Everything seems to be going wrong for Maxine (Kate Beckinsale) at the start of Prisoner’s Daughter. She’s hit the delinquency period on her rent. Her son Ezra (Christopher Convery) is nearly kicked out of school for being on the receiving end of a bully’s fists. Her ex-husband Tyler (Tyson Ritter) has come back into her life, demanding to see his son while promising nothing in return. The deadbeat picks a fight with her boss, which results in her losing her job and main source of income. There isn’t much more that Maxine can take, and the smallest of credit can be given to screenwriter Mark Bacci that he doesn’t load up the scenarios even further, at least until a dreadfully inevitable final act, in order to make these people suffer even more.

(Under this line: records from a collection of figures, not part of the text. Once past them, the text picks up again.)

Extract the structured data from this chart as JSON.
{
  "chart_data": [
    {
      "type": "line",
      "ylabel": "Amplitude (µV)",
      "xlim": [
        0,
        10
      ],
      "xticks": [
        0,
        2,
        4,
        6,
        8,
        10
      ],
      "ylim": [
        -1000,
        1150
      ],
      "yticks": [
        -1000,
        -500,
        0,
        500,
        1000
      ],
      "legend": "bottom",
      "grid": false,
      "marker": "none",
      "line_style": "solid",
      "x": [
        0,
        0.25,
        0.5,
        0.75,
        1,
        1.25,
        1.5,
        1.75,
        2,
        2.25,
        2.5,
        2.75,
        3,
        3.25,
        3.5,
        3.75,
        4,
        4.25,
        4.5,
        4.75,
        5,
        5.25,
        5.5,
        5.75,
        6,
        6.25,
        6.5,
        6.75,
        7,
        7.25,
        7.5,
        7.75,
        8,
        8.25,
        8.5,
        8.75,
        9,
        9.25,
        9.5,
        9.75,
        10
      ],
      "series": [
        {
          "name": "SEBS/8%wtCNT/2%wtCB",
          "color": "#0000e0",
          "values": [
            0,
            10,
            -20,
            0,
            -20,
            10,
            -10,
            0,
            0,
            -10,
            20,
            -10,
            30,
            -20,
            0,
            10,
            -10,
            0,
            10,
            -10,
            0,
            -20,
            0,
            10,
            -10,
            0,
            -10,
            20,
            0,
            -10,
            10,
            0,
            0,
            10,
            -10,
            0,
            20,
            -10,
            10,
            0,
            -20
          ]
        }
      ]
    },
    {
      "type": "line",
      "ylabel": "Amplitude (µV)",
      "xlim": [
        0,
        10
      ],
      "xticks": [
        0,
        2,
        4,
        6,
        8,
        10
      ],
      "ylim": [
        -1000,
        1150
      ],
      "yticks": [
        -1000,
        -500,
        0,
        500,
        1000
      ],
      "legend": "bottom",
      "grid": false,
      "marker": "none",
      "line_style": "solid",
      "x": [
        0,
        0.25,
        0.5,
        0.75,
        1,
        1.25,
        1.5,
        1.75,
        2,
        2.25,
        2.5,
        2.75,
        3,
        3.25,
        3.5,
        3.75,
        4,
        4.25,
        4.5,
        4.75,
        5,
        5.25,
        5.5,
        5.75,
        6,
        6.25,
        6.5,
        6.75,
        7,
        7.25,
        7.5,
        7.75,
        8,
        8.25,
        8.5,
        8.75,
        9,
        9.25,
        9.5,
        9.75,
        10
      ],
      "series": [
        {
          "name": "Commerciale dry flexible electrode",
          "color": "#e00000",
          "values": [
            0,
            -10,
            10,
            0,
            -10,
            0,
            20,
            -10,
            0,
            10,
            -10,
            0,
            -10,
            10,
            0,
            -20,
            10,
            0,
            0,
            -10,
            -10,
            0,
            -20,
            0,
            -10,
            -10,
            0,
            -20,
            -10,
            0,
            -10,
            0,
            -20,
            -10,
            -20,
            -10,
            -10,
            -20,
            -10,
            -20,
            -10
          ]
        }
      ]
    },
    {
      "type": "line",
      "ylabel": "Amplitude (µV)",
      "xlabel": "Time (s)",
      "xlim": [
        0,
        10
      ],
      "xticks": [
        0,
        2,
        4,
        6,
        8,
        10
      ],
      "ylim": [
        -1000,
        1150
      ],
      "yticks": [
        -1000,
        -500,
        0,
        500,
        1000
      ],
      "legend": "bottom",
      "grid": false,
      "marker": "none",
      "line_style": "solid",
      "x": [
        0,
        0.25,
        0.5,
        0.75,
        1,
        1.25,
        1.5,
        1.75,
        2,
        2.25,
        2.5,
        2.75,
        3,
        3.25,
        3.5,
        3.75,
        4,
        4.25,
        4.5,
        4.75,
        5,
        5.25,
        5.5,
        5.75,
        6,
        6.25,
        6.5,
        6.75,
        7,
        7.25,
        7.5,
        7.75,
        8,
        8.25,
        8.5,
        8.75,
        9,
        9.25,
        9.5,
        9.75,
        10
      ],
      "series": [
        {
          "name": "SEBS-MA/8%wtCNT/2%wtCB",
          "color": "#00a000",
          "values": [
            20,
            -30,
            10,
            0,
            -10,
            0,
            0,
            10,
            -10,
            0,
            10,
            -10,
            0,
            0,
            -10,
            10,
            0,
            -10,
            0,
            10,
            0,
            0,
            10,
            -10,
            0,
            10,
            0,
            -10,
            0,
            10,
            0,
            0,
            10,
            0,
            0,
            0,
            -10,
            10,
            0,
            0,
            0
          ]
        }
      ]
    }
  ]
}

That is about all the credit one can give this pat, utterly familiar domestic drama, though. Nothing about director Catherine Hardwicke’s film has anything to say about these characters or their situations that we haven’t seen before in better, more nuanced dramas about families meeting hard times with few obvious paths of redemption. What could have worked about this treatment was some sense of honesty or truth, but neither Maxine nor almost anyone else here is developed enough beyond some broad strokes and some general specifics (the phrase is an oxymoron, but also perfect to describe the experience of learning about these characters).

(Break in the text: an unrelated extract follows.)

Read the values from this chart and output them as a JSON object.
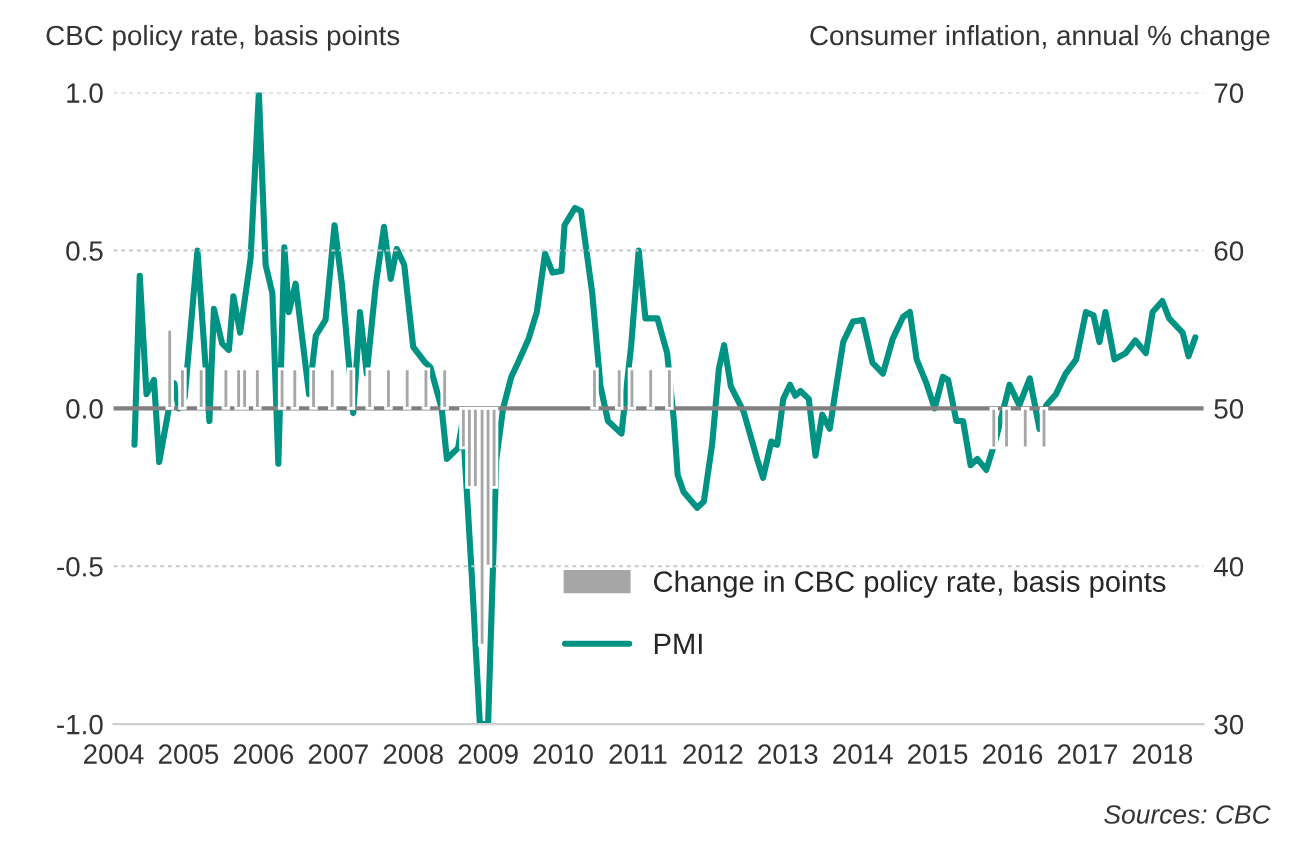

The exception to that rule would be Maxine’s father and namesake Max (Brian Cox), who has been serving a stint in prison for some truly awful crimes (hinted at more than outright discussed, but let’s just say he received compensation for them) unworthy of anyone’s forgiveness. The state has decided, though, that his 12 years of apparently good behavior and a negative prognosis of pancreatic is just enough to extend a branch of kindness. He can live out the rest of his days with his next of kin, as long as that person signs off on the arrangement. At first, Maxine is willing to go as far as allowing him house room in exchange for paying rent and keeping quiet about his familial ties. She needs the money; he needs the roof.

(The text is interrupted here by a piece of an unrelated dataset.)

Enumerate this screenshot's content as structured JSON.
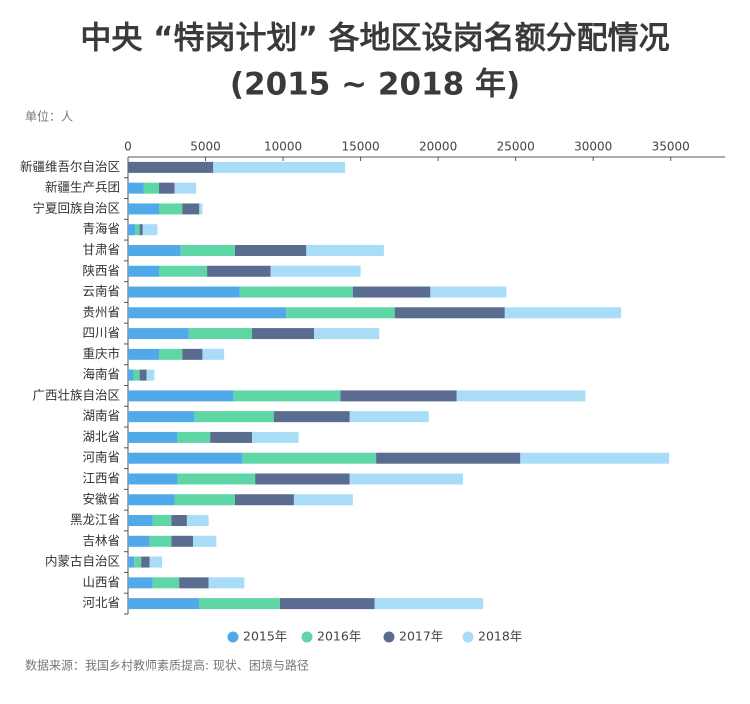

Bacci’s screenplay and Cox’ performance do an adequate job of convincing us that Max really has changed, but the movie also does an inconsistent job of convincing us that he deserves any special treatment. He is gruff and generally distant, seemingly by personal choice, and whatever goodwill he is able to build up for himself requires tapping into his dangerous past, whether that be teaching Ezra to be in a defensive posture at all times with his bullies (which inevitably leads to more trouble, on multiple occasions) or calling in a “favor” with an old pal in organized crime to have some construction done. Is he using this opportunity to better his relationships with Maxine and Ezra, or is it just selfishness in the face of certain death?
The tortured final act of the movie, which unnecessarily turns Tyler into an over-the-top threat to the newly reformed relationship, offers answers with succinctness but total, pervasive dishonesty. No one is quite “good” in Prisoner’s Daughter except the innocent kid caught in the middle of everything, which is why the bizarre act of drawing more or less a literal line between “good” and “bad” comes off as abject nonsense. In short, the movie is bunk.